In Chapter 8, Pittoors attempts to explain the variation in multilevel linkages by applying QCA. QCA is uniquely suitable for studying complex interactions in a search for causality or explanation, helping to identify a combination of factors that lead to particular outcomes. Investigating both party and country-level conditions, Pittoors pinpoints several key conditions. An overarching key finding is that traditions of European cooperation and a Europhile/Eurosceptic view on the integration project are at least as important for parties’ multilevel organisation as the ‘rational’ opportunity structures generated by government participation and EU politicisation… (pp. 438-439)
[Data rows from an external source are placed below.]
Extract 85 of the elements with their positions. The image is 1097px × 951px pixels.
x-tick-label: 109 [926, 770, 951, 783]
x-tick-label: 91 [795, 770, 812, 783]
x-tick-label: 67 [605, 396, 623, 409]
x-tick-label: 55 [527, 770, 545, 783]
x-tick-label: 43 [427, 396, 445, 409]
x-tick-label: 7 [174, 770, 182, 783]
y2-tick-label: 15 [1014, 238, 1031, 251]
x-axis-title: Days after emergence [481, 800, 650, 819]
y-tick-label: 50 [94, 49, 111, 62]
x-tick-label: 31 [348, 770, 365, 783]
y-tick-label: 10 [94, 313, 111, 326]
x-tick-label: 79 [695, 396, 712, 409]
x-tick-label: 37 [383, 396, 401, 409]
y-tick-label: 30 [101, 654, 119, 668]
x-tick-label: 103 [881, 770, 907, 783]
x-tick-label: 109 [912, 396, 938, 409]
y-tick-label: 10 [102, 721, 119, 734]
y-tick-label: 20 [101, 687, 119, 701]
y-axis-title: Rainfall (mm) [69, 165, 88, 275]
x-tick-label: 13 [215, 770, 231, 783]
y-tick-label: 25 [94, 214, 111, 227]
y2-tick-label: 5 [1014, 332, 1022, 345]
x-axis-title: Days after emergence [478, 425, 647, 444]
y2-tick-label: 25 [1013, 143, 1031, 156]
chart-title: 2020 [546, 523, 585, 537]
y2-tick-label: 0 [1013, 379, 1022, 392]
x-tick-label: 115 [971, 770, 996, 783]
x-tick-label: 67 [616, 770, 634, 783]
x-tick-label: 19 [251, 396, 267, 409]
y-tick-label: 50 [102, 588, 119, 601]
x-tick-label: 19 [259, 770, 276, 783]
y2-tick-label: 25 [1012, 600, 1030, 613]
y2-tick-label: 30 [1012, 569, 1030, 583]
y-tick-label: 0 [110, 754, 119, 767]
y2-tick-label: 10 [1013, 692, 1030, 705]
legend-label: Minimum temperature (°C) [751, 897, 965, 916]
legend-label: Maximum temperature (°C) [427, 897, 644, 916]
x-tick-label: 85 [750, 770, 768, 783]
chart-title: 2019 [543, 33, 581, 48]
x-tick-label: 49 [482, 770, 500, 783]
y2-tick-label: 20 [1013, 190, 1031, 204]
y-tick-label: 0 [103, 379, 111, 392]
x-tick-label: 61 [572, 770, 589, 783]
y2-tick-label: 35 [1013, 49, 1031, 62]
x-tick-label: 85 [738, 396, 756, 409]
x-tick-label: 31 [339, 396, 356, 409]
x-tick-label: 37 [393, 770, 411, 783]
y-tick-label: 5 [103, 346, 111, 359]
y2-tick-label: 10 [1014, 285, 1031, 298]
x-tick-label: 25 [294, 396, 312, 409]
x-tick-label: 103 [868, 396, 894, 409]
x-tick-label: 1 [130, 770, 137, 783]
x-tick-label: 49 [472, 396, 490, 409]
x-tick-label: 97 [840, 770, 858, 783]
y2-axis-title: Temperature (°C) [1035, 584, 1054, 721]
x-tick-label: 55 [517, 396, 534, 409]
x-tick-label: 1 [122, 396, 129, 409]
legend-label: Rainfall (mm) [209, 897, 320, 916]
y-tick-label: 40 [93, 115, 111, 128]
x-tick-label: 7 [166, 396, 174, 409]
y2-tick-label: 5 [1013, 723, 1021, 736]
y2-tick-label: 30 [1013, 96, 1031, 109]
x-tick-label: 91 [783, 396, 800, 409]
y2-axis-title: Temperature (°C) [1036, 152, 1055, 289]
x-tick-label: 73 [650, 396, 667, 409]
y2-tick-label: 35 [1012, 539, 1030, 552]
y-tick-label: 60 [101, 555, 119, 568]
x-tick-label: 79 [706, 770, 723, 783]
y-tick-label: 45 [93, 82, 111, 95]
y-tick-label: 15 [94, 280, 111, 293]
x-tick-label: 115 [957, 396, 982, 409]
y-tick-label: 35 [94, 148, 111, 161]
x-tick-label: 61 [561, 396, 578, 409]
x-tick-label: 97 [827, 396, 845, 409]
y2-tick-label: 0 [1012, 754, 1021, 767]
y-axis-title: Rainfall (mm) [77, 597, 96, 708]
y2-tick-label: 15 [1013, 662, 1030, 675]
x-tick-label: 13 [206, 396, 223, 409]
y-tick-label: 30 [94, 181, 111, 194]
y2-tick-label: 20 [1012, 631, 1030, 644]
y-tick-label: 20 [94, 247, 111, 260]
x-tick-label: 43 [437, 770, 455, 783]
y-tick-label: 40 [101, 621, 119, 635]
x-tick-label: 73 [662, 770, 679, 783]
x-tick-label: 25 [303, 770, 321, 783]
To conclude this robust and in-depth study, in Chapter 9, Pittoors brings us back to his original motivation and to the many strands of relevant literature that formed the foundation of this piece of work. If we understand political parties to be intermediary powers in democratic systems, and if we understand the EU as a system of party politics in its own right, then such a study of the organisation and behaviour of national parties in the EU is crucially necessary. As scholars, we simply cannot be satisfied with the existence of such a research gap.
Thankfully, Pittoors’ work provides an excellent contribution. With a thoughtful, thorough, robust and nuanced piece of research, and with his self-reflective research approach, Pittoors’ contribution is not in doubt. Future scholars can build on his work on multilevel party studies, applying, testing and further refining the FICS model proposed. Unanswered questions include the appropriateness of Pittoor’s approach and model to studies of other national political party contexts – how are multilevel interactions organised in Southern, Eastern or Central European states? Do other Northern or Nordic countries have a different approach? Can we identify a dominant pattern of action across national parties?
Theoretically, his work adds further to the move away from strict supranational or national-focused analysis of the EU towards a middle ground, where the supranational and national are understood to interact. Practically, Pittoors provides a framework for analysing and categorising party approaches to the EU, allowing for the identification of strategies in case organisational change is desirable. Beyond these contributions, the PhD thesis is simply an example of excellent research. Students and researchers of the EU and/or of party politics would do well to study Pittoors’ work.